她走在我旁边,步子不快不慢,手背偶尔碰到我的手。我犹豫了一下,把她的手握住。她没抽开,只是低头笑了笑,说都多大岁数了,还拉手。我说多大岁数也得拉着,省得你走丢了。她轻轻“呸”了一声,手却攥紧了些。
那天晚上回到家,她烧了壶热水,我们俩并排坐在沙发上泡脚。木盆里的水冒着热气,她的脚泡在水里,白白净净的,脚背上有一块小疤,她说是在厂里让机器零件砸的,早不疼了。我低头看她的脚,又抬头看她的脸,觉得这人哪哪儿都好,好得让我有点不真实。
她像是看出了我在想啥,用脚尖轻轻碰了碰我的脚背,说:“老周,你别老琢磨那些有的没的。我跟你过日子,就是图你人实在。那东西,是我爸留下的,我守了十几年,现在你知道了,我还是我,你还是你,咱俩该怎么过还怎么过。”

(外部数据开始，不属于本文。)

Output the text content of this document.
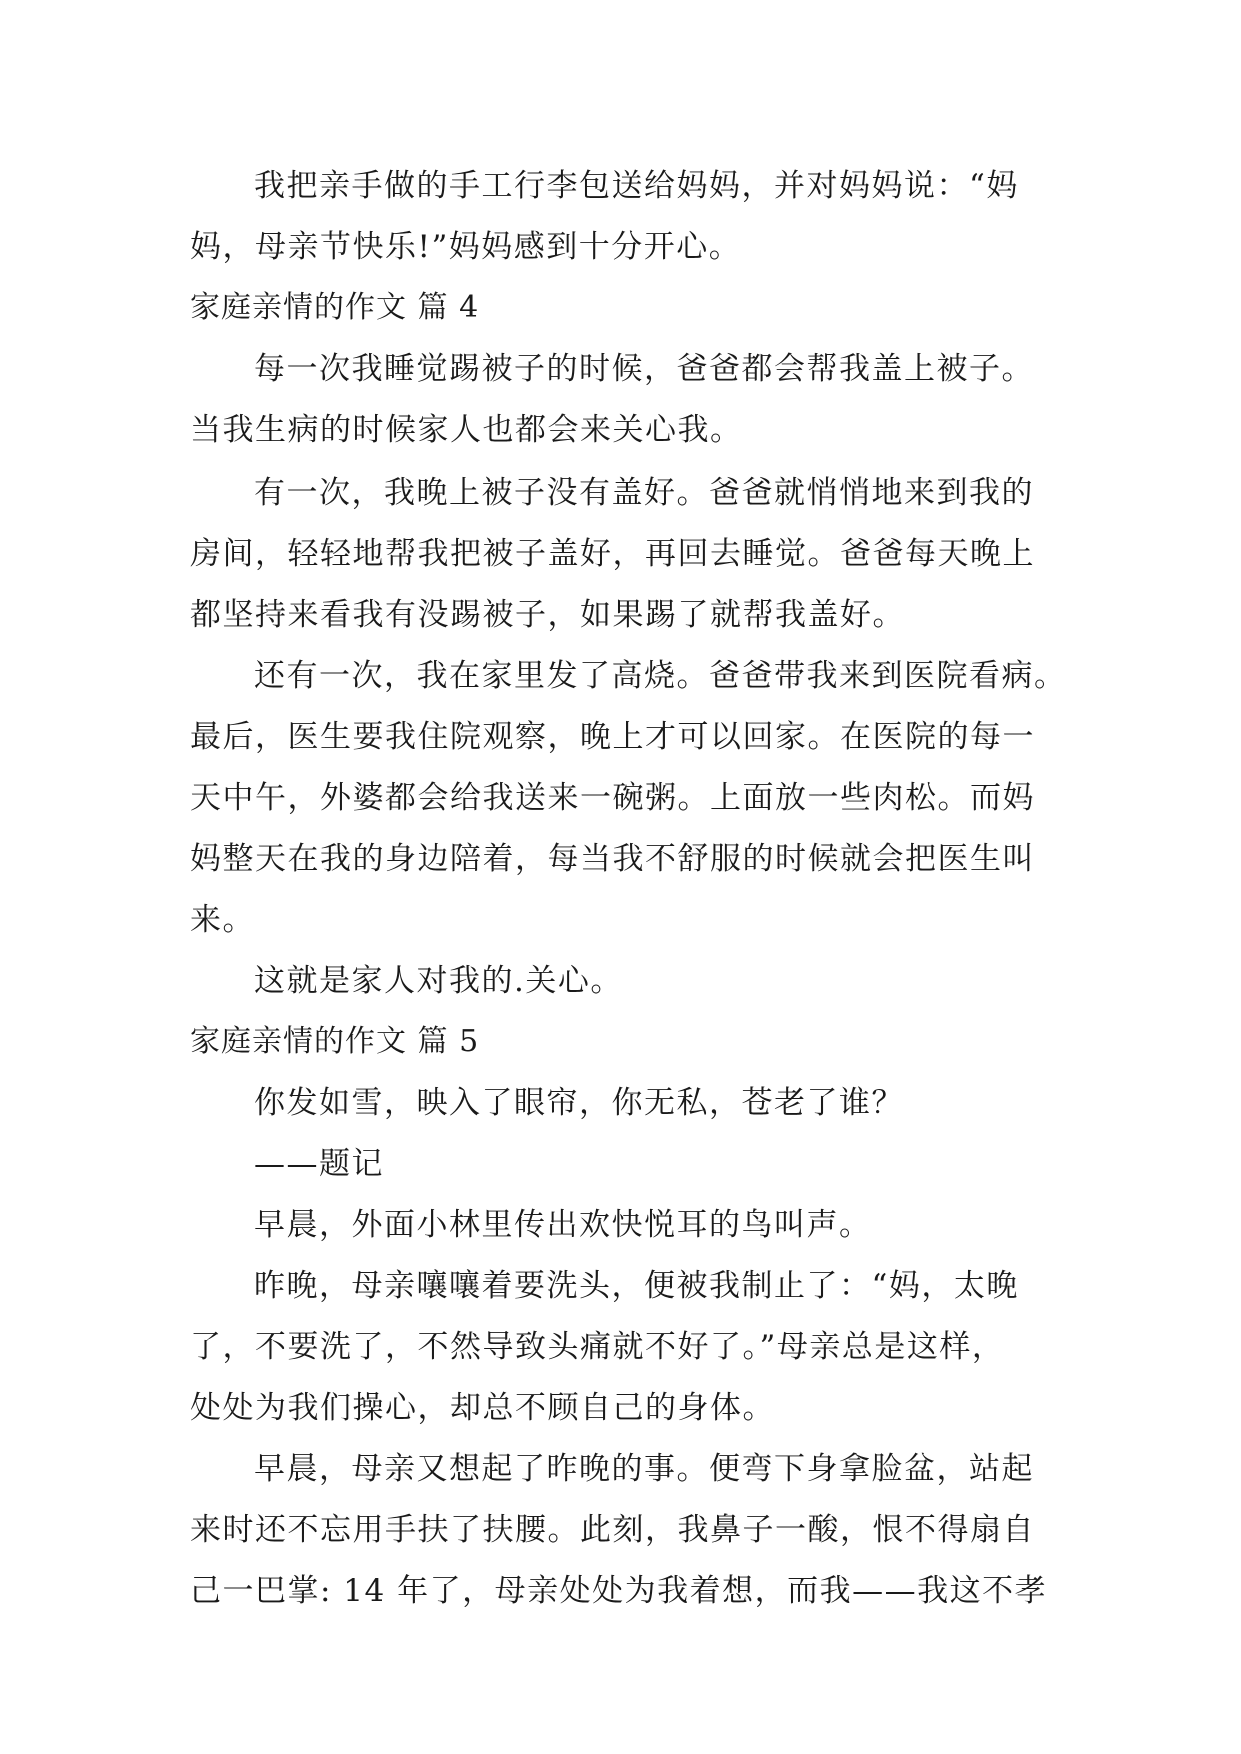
我把亲手做的手工行李包送给妈妈，并对妈妈说：“妈
妈，母亲节快乐!”妈妈感到十分开心。
家庭亲情的作文 篇 4
每一次我睡觉踢被子的时候，爸爸都会帮我盖上被子。
当我生病的时候家人也都会来关心我。
有一次，我晚上被子没有盖好。爸爸就悄悄地来到我的
房间，轻轻地帮我把被子盖好，再回去睡觉。爸爸每天晚上
都坚持来看我有没踢被子，如果踢了就帮我盖好。
还有一次，我在家里发了高烧。爸爸带我来到医院看病。
最后，医生要我住院观察，晚上才可以回家。在医院的每一
天中午，外婆都会给我送来一碗粥。上面放一些肉松。而妈
妈整天在我的身边陪着，每当我不舒服的时候就会把医生叫
来。
这就是家人对我的.关心。
家庭亲情的作文 篇 5
你发如雪，映入了眼帘，你无私，苍老了谁？
——题记
早晨，外面小林里传出欢快悦耳的鸟叫声。
昨晚，母亲嚷嚷着要洗头，便被我制止了：“妈，太晚
了，不要洗了，不然导致头痛就不好了。”母亲总是这样，
处处为我们操心，却总不顾自己的身体。
早晨，母亲又想起了昨晚的事。便弯下身拿脸盆，站起
来时还不忘用手扶了扶腰。此刻，我鼻子一酸，恨不得扇自
己一巴掌: 14 年了，母亲处处为我着想，而我——我这不孝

我点点头,说:“我知道。我就是觉得,我老周这辈子,值了。”
她没说话,端起盆去倒水。我坐在沙发上,听着她在卫生间里哗啦哗啦倒水的声音,心里那点残留的不安,像盆里的水一样,被冲得干干净净。
后来有一天,老孙骑车从我摊前过,停下来跟我闲聊。他说那箱东西他后来查了查,里头可能有部地方志的手稿,挺稀罕的,要是整理出来,说不定能捐给文化馆。我听了,心里动了一下,但没接话。老孙看了我一眼,说:“老周,我不是撺掇你卖。我是说,那东西放着也是放着,不如让它有个正经去处。”
我摇摇头,说:“那不是我一个人的东西。等我回去问问她。”
老孙点点头,说:“应该的。你媳妇是个明白人。”
晚上吃饭的时候,我把老孙的话跟她说了。她听完,筷子停在半空,想了好一会儿,才说:“我爸以前在文化馆,就爱捣鼓这些。他要是还在,估计也不愿意让东西烂在箱子里。”
我看着她,说:“那你的意思,是捐了?”
她低头扒了口饭,慢慢嚼着,咽下去才说:“也不是现在。等咱俩都商量好了,找个合适的地方,别糟蹋了就行。”
我“嗯”了一声,心里踏实了。她没有一口回绝,也没有急着答应,还是那么稳稳当当的,像她这个人一样,什么事都慢慢来,不慌不忙。
那天夜里,她靠在我肩膀上,忽然说:“老周,你说我爸要是知道我把东西交给你看,会不会怪我?”
我想了想,说:“不会。他让你收着,是怕落到外人手里。我是你男人,不是外人。”
她没说话,过了好一会儿,轻轻“嗯”了一声。我感觉到她的身子慢慢软下来,呼吸也匀了。我侧头看她,她已经闭上了眼睛,嘴角还带着一点笑,像做了什么安心的梦。
我躺在那儿,听着她轻轻的鼾声,心里忽然特别安静。以前我总觉得自己命不好,没本事,没大钱,连个家都没成。现在身边多了个人,多了口热饭,多了个能说话的人,我才明白,日子好不好,不在钱多钱少,在有没有人跟你一起过。
那箱旧纸还在床底下,锁着,安安静静的。我没再打开过,也没再问过。它就像她心里那点念想,稳稳当当地放着,不急不躁。我知道,等到哪天她愿意了,那东西自然会有个去处。哪怕就这么一直放着,我也没意见。
日子还长,好东西不怕等。人也是一样。